Le Canada ignore les progrès de sa politique féministe, selon la VG

La vérificatrice générale, Karen Hogan
Sean Kilpatrick La Presse canadienne La vérificatrice générale, Karen Hogan

La vérificatrice générale a remarqué un désintérêt chez les cadres supérieurs d’Affaires mondiales Canada quand vient le temps de mesurer les résultats de la politique féministe qui guide l’aide étrangère du pays.

« Nous n’avons trouvé aucun élément probant indiquant que les cadres supérieurs examinaient régulièrement les résultats en matière d’égalité des genres ou les progrès à l’égard des objectifs de la politique », peut-on lire dans l’un des rapports de la vérificatrice générale du pays, Karen Hogan, publiés lundi.

Son bureau a eu beaucoup de mal à obtenir les documents nécessaires pour son audit du ministère responsable de l’aide internationale, Affaires mondiales Canada (AMC). Des dossiers ont été perdus dans les ordinateurs d’anciens employés, ce qui rendait impossible le suivi de certains projets financés à même les 3,5 milliards de dollars consacrés à l’aide bilatérale au développement pour les pays pauvres.

La vérificatrice générale en arrive surtout à la conclusion que le fédéral n’est pas en mesure de démontrer comment cette aide a permis d’améliorer les résultats pour les femmes et les filles.
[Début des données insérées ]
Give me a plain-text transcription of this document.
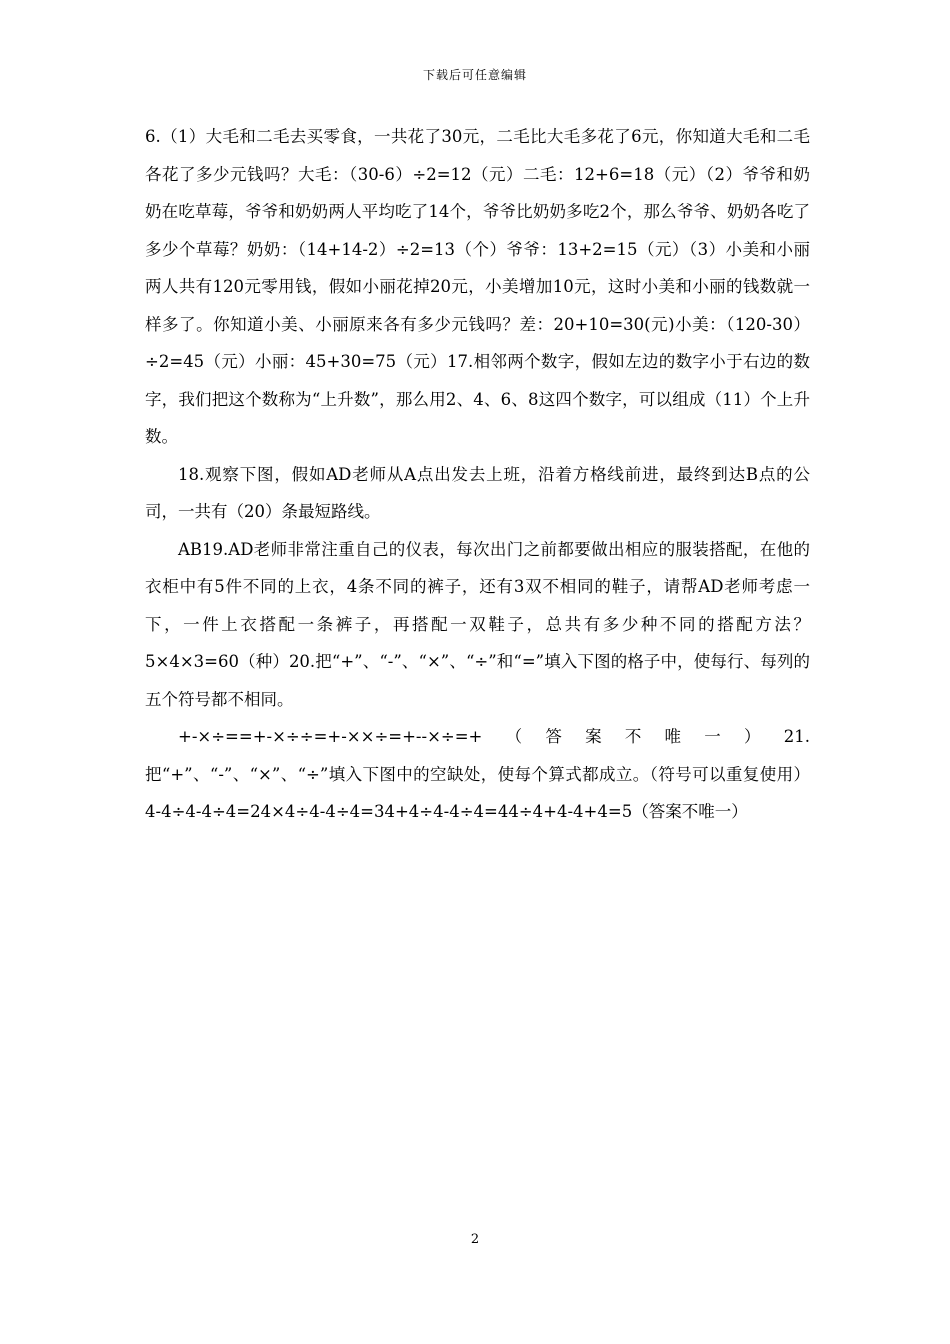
下载后可任意编辑

6.（1）大毛和二毛去买零食，一共花了30元，二毛比大毛多花了6元，你知道大毛和二毛各花了多少元钱吗？大毛：（30-6）÷2=12（元）二毛：12+6=18（元）（2）爷爷和奶奶在吃草莓，爷爷和奶奶两人平均吃了14个，爷爷比奶奶多吃2个，那么爷爷、奶奶各吃了多少个草莓？奶奶：（14+14-2）÷2=13（个）爷爷：13+2=15（元）（3）小美和小丽两人共有120元零用钱，假如小丽花掉20元，小美增加10元，这时小美和小丽的钱数就一样多了。你知道小美、小丽原来各有多少元钱吗？差：20+10=30(元)小美：（120-30）÷2=45（元）小丽：45+30=75（元）17.相邻两个数字，假如左边的数字小于右边的数字，我们把这个数称为“上升数”，那么用2、4、6、8这四个数字，可以组成（11）个上升数。

18.观察下图，假如AD老师从A点出发去上班，沿着方格线前进，最终到达B点的公司，一共有（20）条最短路线。

AB19.AD老师非常注重自己的仪表，每次出门之前都要做出相应的服装搭配，在他的衣柜中有5件不同的上衣，4条不同的裤子，还有3双不相同的鞋子，请帮AD老师考虑一下，一件上衣搭配一条裤子，再搭配一双鞋子，总共有多少种不同的搭配方法？5×4×3=60（种）20.把“+”、“-”、“×”、“÷”和“=”填入下图的格子中，使每行、每列的五个符号都不相同。

+-×÷==+-×÷÷=+-××÷=+--×÷=+（答案不唯一）21.把“+”、“-”、“×”、“÷”填入下图中的空缺处，使每个算式都成立。（符号可以重复使用）4-4÷4-4÷4=24×4÷4-4÷4=34+4÷4-4÷4=44÷4+4-4+4=5（答案不唯一）

2
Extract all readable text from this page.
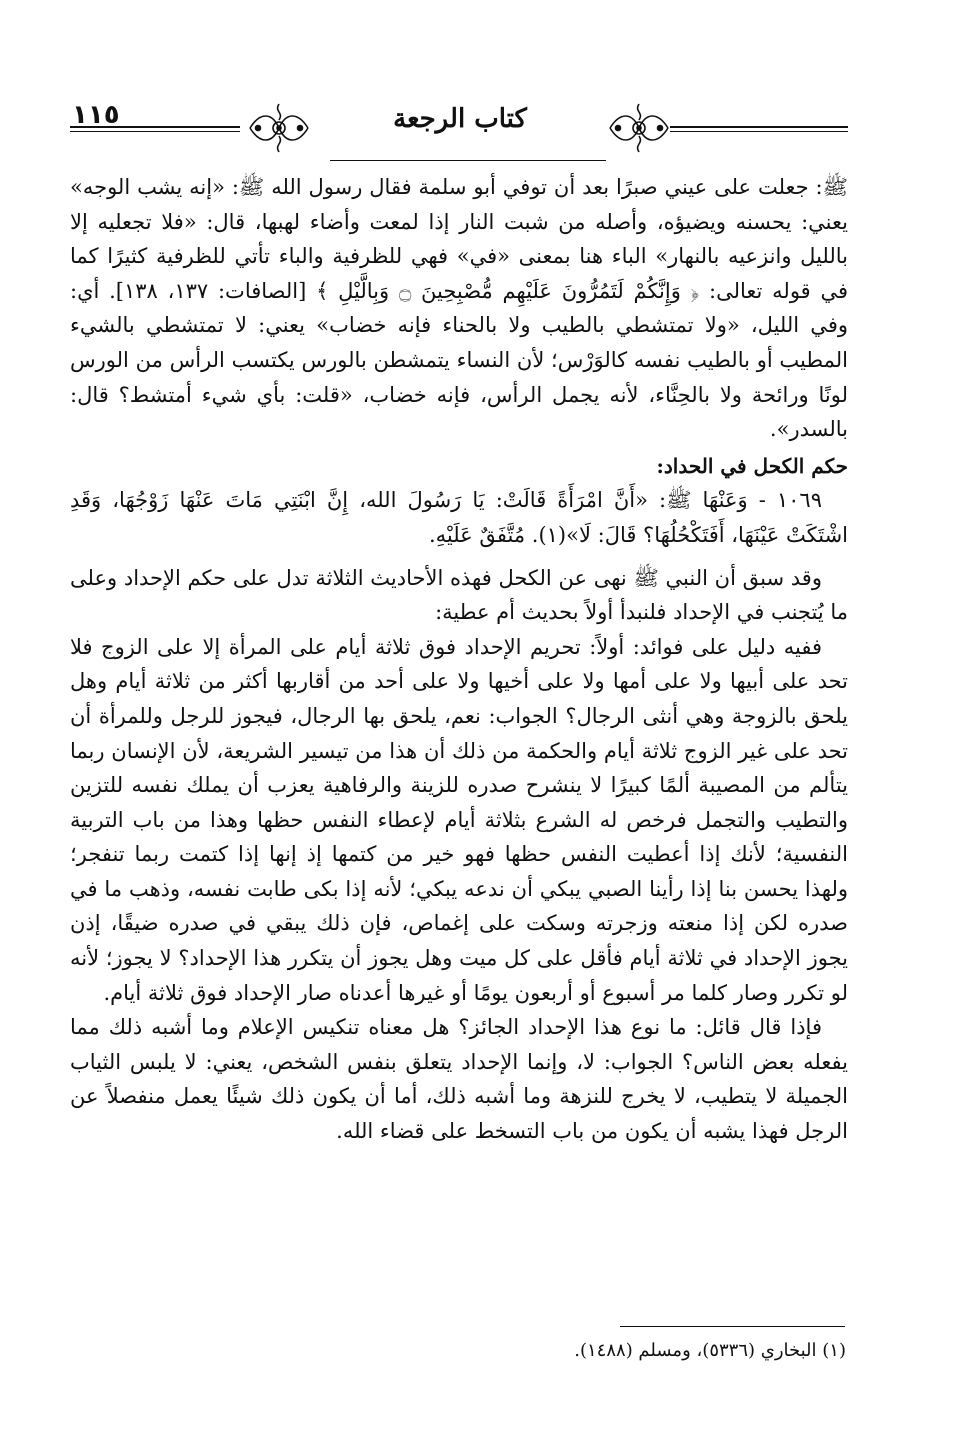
١١٥	كتاب الرجعة

ﷺ: جعلت على عيني صبرًا بعد أن توفي أبو سلمة فقال رسول الله ﷺ: «إنه يشب الوجه» يعني: يحسنه ويضيؤه، وأصله من شبت النار إذا لمعت وأضاء لهبها، قال: «فلا تجعليه إلا بالليل وانزعيه بالنهار» الباء هنا بمعنى «في» فهي للظرفية والباء تأتي للظرفية كثيرًا كما في قوله تعالى: ﴿ وَإِنَّكُمْ لَتَمُرُّونَ عَلَيْهِم مُّصْبِحِينَ ۝ وَبِالَّيْلِ ﴾ [الصافات: ١٣٧، ١٣٨]. أي: وفي الليل، «ولا تمتشطي بالطيب ولا بالحناء فإنه خضاب» يعني: لا تمتشطي بالشيء المطيب أو بالطيب نفسه كالوَرْس؛ لأن النساء يتمشطن بالورس يكتسب الرأس من الورس لونًا ورائحة ولا بالحِنَّاء، لأنه يجمل الرأس، فإنه خضاب، «قلت: بأي شيء أمتشط؟ قال: بالسدر».

حكم الكحل في الحداد:

١٠٦٩ - وَعَنْهَا ﷺ: «أَنَّ امْرَأَةً قَالَتْ: يَا رَسُولَ الله، إِنَّ ابْنَتِي مَاتَ عَنْهَا زَوْجُهَا، وَقَدِ اشْتَكَتْ عَيْنَهَا، أَفَتَكْحُلُهَا؟ قَالَ: لَا»(١). مُتَّفَقٌ عَلَيْهِ.

وقد سبق أن النبي ﷺ نهى عن الكحل فهذه الأحاديث الثلاثة تدل على حكم الإحداد وعلى ما يُتجنب في الإحداد فلنبدأ أولاً بحديث أم عطية:

ففيه دليل على فوائد: أولاً: تحريم الإحداد فوق ثلاثة أيام على المرأة إلا على الزوج فلا تحد على أبيها ولا على أمها ولا على أخيها ولا على أحد من أقاربها أكثر من ثلاثة أيام وهل يلحق بالزوجة وهي أنثى الرجال؟ الجواب: نعم، يلحق بها الرجال، فيجوز للرجل وللمرأة أن تحد على غير الزوج ثلاثة أيام والحكمة من ذلك أن هذا من تيسير الشريعة، لأن الإنسان ربما يتألم من المصيبة ألمًا كبيرًا لا ينشرح صدره للزينة والرفاهية يعزب أن يملك نفسه للتزين والتطيب والتجمل فرخص له الشرع بثلاثة أيام لإعطاء النفس حظها وهذا من باب التربية النفسية؛ لأنك إذا أعطيت النفس حظها فهو خير من كتمها إذ إنها إذا كتمت ربما تنفجر؛ ولهذا يحسن بنا إذا رأينا الصبي يبكي أن ندعه يبكي؛ لأنه إذا بكى طابت نفسه، وذهب ما في صدره لكن إذا منعته وزجرته وسكت على إغماص، فإن ذلك يبقي في صدره ضيقًا، إذن يجوز الإحداد في ثلاثة أيام فأقل على كل ميت وهل يجوز أن يتكرر هذا الإحداد؟ لا يجوز؛ لأنه لو تكرر وصار كلما مر أسبوع أو أربعون يومًا أو غيرها أعدناه صار الإحداد فوق ثلاثة أيام.

فإذا قال قائل: ما نوع هذا الإحداد الجائز؟ هل معناه تنكيس الإعلام وما أشبه ذلك مما يفعله بعض الناس؟ الجواب: لا، وإنما الإحداد يتعلق بنفس الشخص، يعني: لا يلبس الثياب الجميلة لا يتطيب، لا يخرج للنزهة وما أشبه ذلك، أما أن يكون ذلك شيئًا يعمل منفصلاً عن الرجل فهذا يشبه أن يكون من باب التسخط على قضاء الله.

(١) البخاري (٥٣٣٦)، ومسلم (١٤٨٨).
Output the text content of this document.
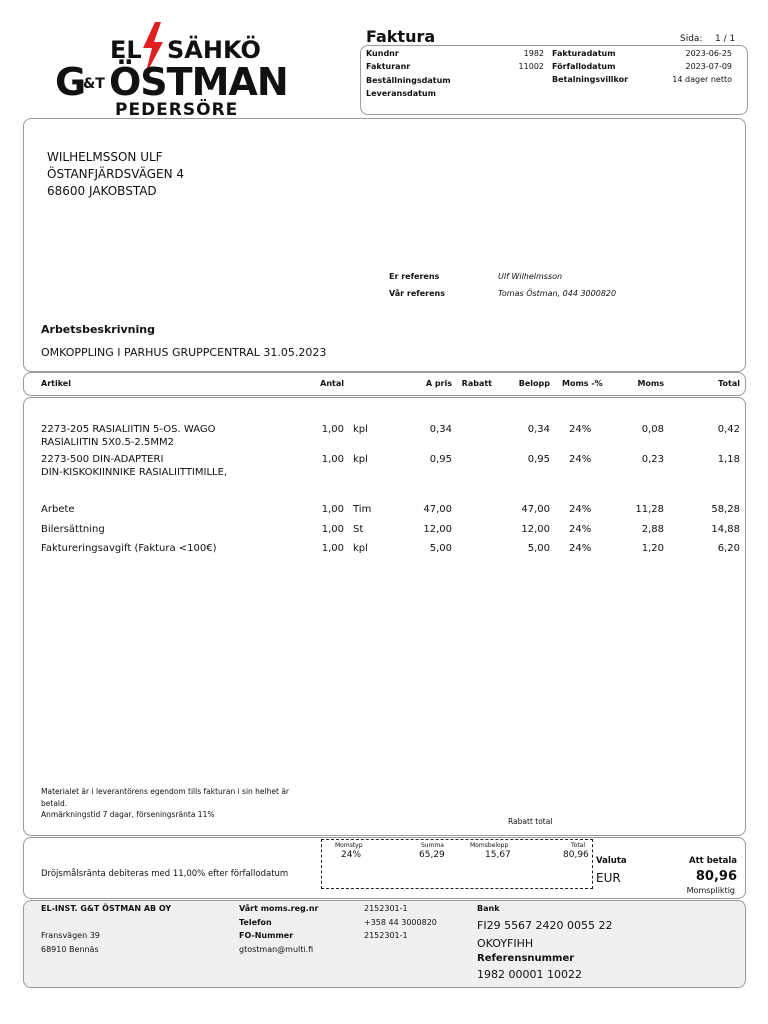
EL SÄHKÖ
G
&T ÖSTMAN
PEDERSÖRE
Faktura	Sida: 1 / 1
Kundnr	1982
Fakturanr	11002
Beställningsdatum
Leveransdatum
Fakturadatum	2023-06-25
Förfallodatum	2023-07-09
Betalningsvillkor	14 dager netto
WILHELMSSON ULF
ÖSTANFJÄRDSVÄGEN 4
68600 JAKOBSTAD
Er referens	Ulf Wilhelmsson
Vår referens	Tomas Östman, 044 3000820
Arbetsbeskrivning
OMKOPPLING I PARHUS GRUPPCENTRAL 31.05.2023
Artikel	Antal	A pris	Rabatt	Belopp Moms -%	Moms	Total
2273-205 RASIALIITIN 5-OS. WAGO	1,00 kpl	0,34	0,34 24%	0,08	0,42
RASIALIITIN 5X0.5-2.5MM2
2273-500 DIN-ADAPTERI	1,00 kpl	0,95	0,95 24%	0,23	1,18
DIN-KISKOKIINNIKE RASIALIITTIMILLE,
Arbete	1,00 Tim	47,00	47,00 24%	11,28	58,28
Bilersättning	1,00 St	12,00	12,00 24%	2,88	14,88
Faktureringsavgift (Faktura <100€)	1,00 kpl	5,00	5,00 24%	1,20	6,20
Materialet är i leverantörens egendom tills fakturan i sin helhet är
betald.
Anmärkningstid 7 dagar, förseningsränta 11%
Rabatt total
Dröjsmålsränta debiteras med 11,00% efter förfallodatum
Momstyp	Summa	Momsbelopp	Total
24%	65,29	15,67	80,96
Valuta	Att betala
EUR	80,96
Momspliktig
EL-INST. G&T ÖSTMAN AB OY
Fransvägen 39
68910 Bennäs
Vårt moms.reg.nr	2152301-1
Telefon	+358 44 3000820
FO-Nummer	2152301-1
gtostman@multi.fi
Bank
FI29 5567 2420 0055 22
OKOYFIHH
Referensnummer
1982 00001 10022
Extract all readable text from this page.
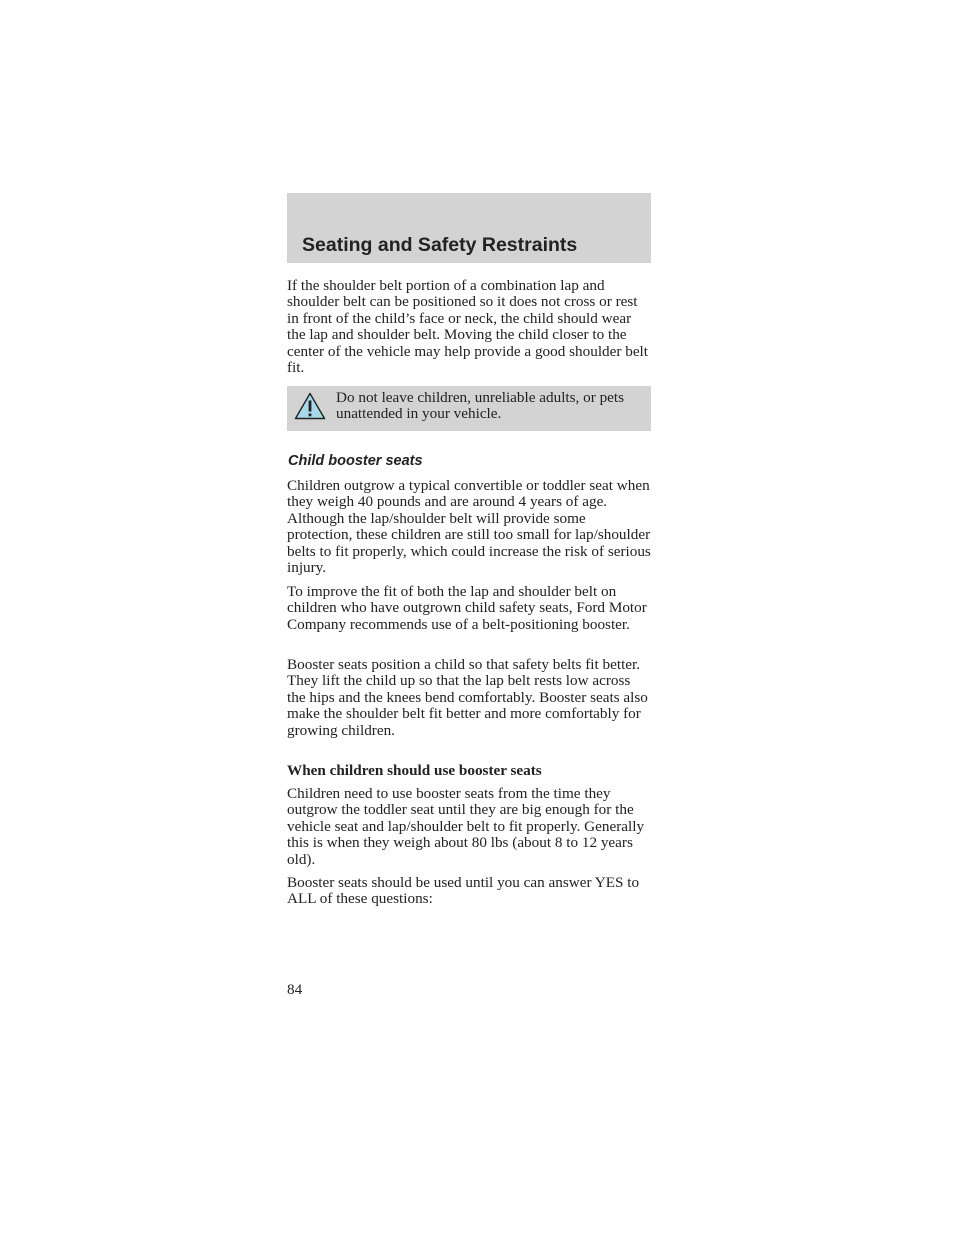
Seating and Safety Restraints

If the shoulder belt portion of a combination lap and shoulder belt can be positioned so it does not cross or rest in front of the child’s face or neck, the child should wear the lap and shoulder belt. Moving the child closer to the center of the vehicle may help provide a good shoulder belt fit.

Do not leave children, unreliable adults, or pets unattended in your vehicle.

Child booster seats

Children outgrow a typical convertible or toddler seat when they weigh 40 pounds and are around 4 years of age. Although the lap/shoulder belt will provide some protection, these children are still too small for lap/shoulder belts to fit properly, which could increase the risk of serious injury.

To improve the fit of both the lap and shoulder belt on children who have outgrown child safety seats, Ford Motor Company recommends use of a belt-positioning booster.

Booster seats position a child so that safety belts fit better. They lift the child up so that the lap belt rests low across the hips and the knees bend comfortably. Booster seats also make the shoulder belt fit better and more comfortably for growing children.

When children should use booster seats

Children need to use booster seats from the time they outgrow the toddler seat until they are big enough for the vehicle seat and lap/shoulder belt to fit properly. Generally this is when they weigh about 80 lbs (about 8 to 12 years old).

Booster seats should be used until you can answer YES to ALL of these questions:

84
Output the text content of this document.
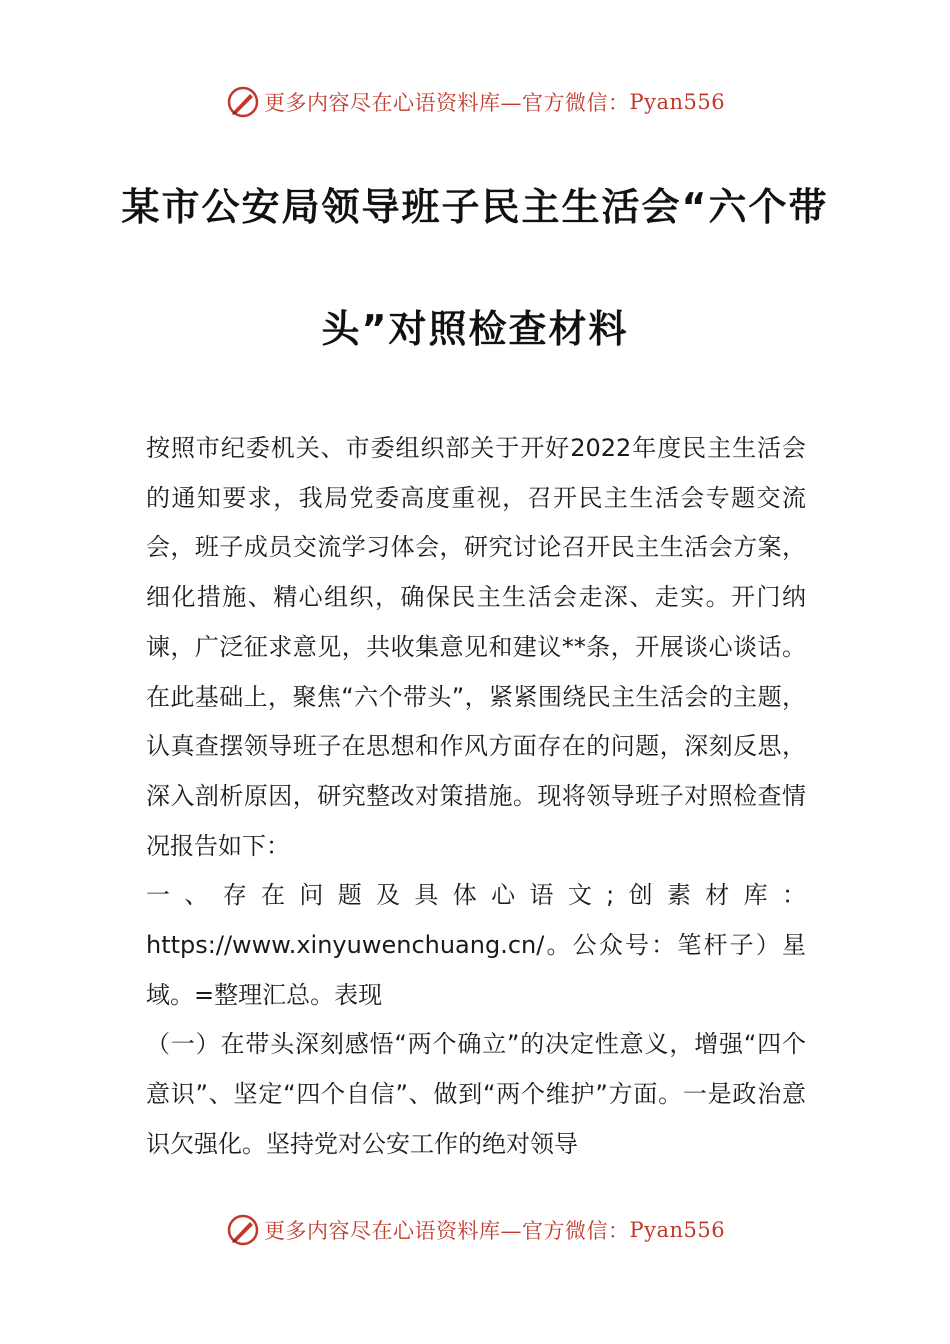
更多内容尽在心语资料库—官方微信： Pyan556
某市公安局领导班子民主生活会“六个带
头”对照检查材料

按照市纪委机关、市委组织部关于开好2022年度民主生活会的通知要求，我局党委高度重视，召开民主生活会专题交流会，班子成员交流学习体会，研究讨论召开民主生活会方案，细化措施、精心组织，确保民主生活会走深、走实。开门纳谏，广泛征求意见，共收集意见和建议**条，开展谈心谈话。在此基础上，聚焦“六个带头”，紧紧围绕民主生活会的主题，认真查摆领导班子在思想和作风方面存在的问题，深刻反思，深入剖析原因，研究整改对策措施。现将领导班子对照检查情况报告如下：

一、存在问题及具体心语文;创素材库：https://www.xinyuwenchuang.cn/。公众号：笔杆子）星域。=整理汇总。表现

（一）在带头深刻感悟“两个确立”的决定性意义，增强“四个意识”、坚定“四个自信”、做到“两个维护”方面。一是政治意识欠强化。坚持党对公安工作的绝对领导

更多内容尽在心语资料库—官方微信： Pyan556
Un audit interne réalisé en 2021 a révélé des problèmes similaires, note son rapport.

Fréquentation scolaire des filles

« Cela signifie que la haute direction n’a pas examiné l’incidence complète des programmes et n’était pas en mesure de le faire », indique le rapport, qui blâme les hauts dirigeants d’AMC.

Par exemple, elle note que le ministère n’a pas évalué l’amélioration de la fréquentation scolaire dans les pays où sont financés des projets qui devaient justement rendre les écoles plus accueillantes pour les jeunes filles, comme par l’installation de toilettes.

Près de la moitié des 60 projets examinés par la vérificatrice générale n’étaient pas adéquatement évalués au moyen de critères issus de la politique féministe du gouvernement. Depuis 2017, cette valeur doit être au coeur des projets financés par le Canada. Sur le total de 26 indicateurs que le ministère a créés pour faire le suivi des progrès, 24 « ne mesuraient pas les résultats ».

Le fédéral a raté de peu deux des trois objectifs de la politique, soit de consacrer 15 % des fonds aux projets axés sur l’égalité des genres et d’envoyer 50 % des fonds en Afrique subsaharienne. Selon Mme Hogan, le ministère a raté une occasion de « démontrer la valeur de l’aide internationale ».

Le ministre se défend

Même si toutes ses recommandations ont été acceptées par le ministère, le ministre responsable a contesté la principale constatation de la vérificatrice générale. Le ministre du Développement international, Harjit Sajjan, soutient que ses voyages sur le terrain l’ont suffisamment convaincu des progrès réalisés en matière de féminisme, mesurés par les partenaires sur place, assure-t-il.

« Dans certains projets que j’ai visités, par exemple au Sénégal, on a été capables de montrer précisément quels sont les pourcentages [de succès des filles retournant en classe]. Ce qu’on n’a pas été capables de faire, c’est en fait de retourner [au ministère] avec l’information et de présenter un portrait complet », a dit le ministre en mêlée de presse.

Le porte-parole du Parti conservateur sur ce dossier a tourné en ridicule les propos de M. Sajjan, et a critiqué le fait que le gouvernement « ne se donne pas la peine » de mesurer les résultats de sa politique.

« Je pense que c’est fou de penser que vous devez croire le ministre du Développement international quand il dit que ses voyages à l’étranger lui donnent une connaissance suffisante des résultats de ces projets », a lancé le député conservateur Garnett Genuis.

Le Devoir a rapporté en 2020 que la haute direction d’AMC accordait surtout des promotions à ses cadres issus de la majorité anglophone depuis la dissolution de l’organisme d’aide étrangère réputé francophone appelé l’Agence canadienne de développement international.

La vérificatrice générale a aussi publié des rapports sur d’autres sujets, lundi. Elle conclut par exemple que le gouvernement fédéral n’est pas en mesure de démontrer que l’accès à Internet haute vitesse a été suffisamment amélioré au pays. Un « fossé numérique » existe encore au détriment des régions rurales et des communautés autochtones, remarque-t-elle.